Residents in high tax states like California, Connecticut and New York have voiced frustration over some provisions included within the new tax law. One specific provision in the Tax Cuts and Jobs Act (TJCA) that hit taxpayers who reside within these states hard was the state and local tax (SALT) limitation.
How did this TCJA provision target high tax states? The provision within the TCJA that addressed the SALT deduction resulted in a strict limit on the deduction. The 2017 tax law resulted in a $10,000 cap for SALT deductions on their federal returns.
How did states’ respond? Some states attempted to put together workarounds to help residents get a discount. One example: development of a charitable fund. Taxpayers in New York and Connecticut could effectively claim a charitable donation when paying their state taxes — something they could still get a deduction for on their federal tax returns.
How did the feds respond? Unfavorably. The United States Treasure Department recently issued regulations that prohibit the use of charitable organizations as a SALT deduction workaround. The agency justified this move by stating it was applying a “longstanding principle of tax law.” The basic idea involves the concept that when a benefit is involved in a donation, the donation is no longer completely charitable.

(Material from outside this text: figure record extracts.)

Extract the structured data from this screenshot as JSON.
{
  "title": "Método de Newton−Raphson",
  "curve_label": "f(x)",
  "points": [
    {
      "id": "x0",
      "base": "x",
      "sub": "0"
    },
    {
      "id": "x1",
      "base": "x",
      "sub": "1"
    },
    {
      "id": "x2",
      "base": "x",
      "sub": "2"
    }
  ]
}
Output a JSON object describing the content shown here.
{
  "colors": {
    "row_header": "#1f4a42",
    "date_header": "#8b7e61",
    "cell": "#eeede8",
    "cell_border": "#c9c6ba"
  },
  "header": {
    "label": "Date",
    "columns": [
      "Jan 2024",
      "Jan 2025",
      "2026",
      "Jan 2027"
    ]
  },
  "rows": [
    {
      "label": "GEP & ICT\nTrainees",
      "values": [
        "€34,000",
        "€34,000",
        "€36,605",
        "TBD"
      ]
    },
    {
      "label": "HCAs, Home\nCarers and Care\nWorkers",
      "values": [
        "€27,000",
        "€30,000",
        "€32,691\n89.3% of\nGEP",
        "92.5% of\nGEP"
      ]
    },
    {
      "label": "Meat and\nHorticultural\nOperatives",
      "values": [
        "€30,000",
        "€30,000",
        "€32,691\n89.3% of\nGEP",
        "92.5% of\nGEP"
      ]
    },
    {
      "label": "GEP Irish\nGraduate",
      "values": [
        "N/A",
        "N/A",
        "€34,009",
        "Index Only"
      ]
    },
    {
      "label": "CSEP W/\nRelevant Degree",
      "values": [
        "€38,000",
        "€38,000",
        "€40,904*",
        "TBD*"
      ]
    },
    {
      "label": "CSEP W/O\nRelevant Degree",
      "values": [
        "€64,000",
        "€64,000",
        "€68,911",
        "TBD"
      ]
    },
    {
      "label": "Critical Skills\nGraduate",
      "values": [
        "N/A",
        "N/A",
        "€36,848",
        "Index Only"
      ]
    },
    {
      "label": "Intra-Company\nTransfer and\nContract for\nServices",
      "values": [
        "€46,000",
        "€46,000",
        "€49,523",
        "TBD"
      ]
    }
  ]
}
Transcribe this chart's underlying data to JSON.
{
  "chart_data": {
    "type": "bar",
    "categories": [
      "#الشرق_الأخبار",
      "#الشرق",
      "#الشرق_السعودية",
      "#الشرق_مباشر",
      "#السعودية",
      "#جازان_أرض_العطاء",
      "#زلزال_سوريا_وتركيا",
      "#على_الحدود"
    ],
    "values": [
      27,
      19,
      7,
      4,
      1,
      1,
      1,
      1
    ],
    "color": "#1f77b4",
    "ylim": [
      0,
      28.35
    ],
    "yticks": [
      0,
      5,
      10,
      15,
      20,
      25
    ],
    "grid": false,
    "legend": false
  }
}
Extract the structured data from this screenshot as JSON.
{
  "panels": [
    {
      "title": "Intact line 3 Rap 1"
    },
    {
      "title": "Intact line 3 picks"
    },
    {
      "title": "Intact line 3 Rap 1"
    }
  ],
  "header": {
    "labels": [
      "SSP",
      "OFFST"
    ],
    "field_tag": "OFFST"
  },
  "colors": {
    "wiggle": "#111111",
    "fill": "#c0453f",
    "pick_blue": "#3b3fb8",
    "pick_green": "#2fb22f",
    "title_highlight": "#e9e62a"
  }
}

As a result, taxpayers cannot take a complete deduction on a donation made to a state charitable organization if done to gain the ability to take a charitable donation deduction on their federal tax returns while also essentially paying their state property tax bill.
The move serves as a reminder to move forward with tax planning strategies wisely. It is often wise to seek legal counsel experienced in these matters to better ensure a successful plan.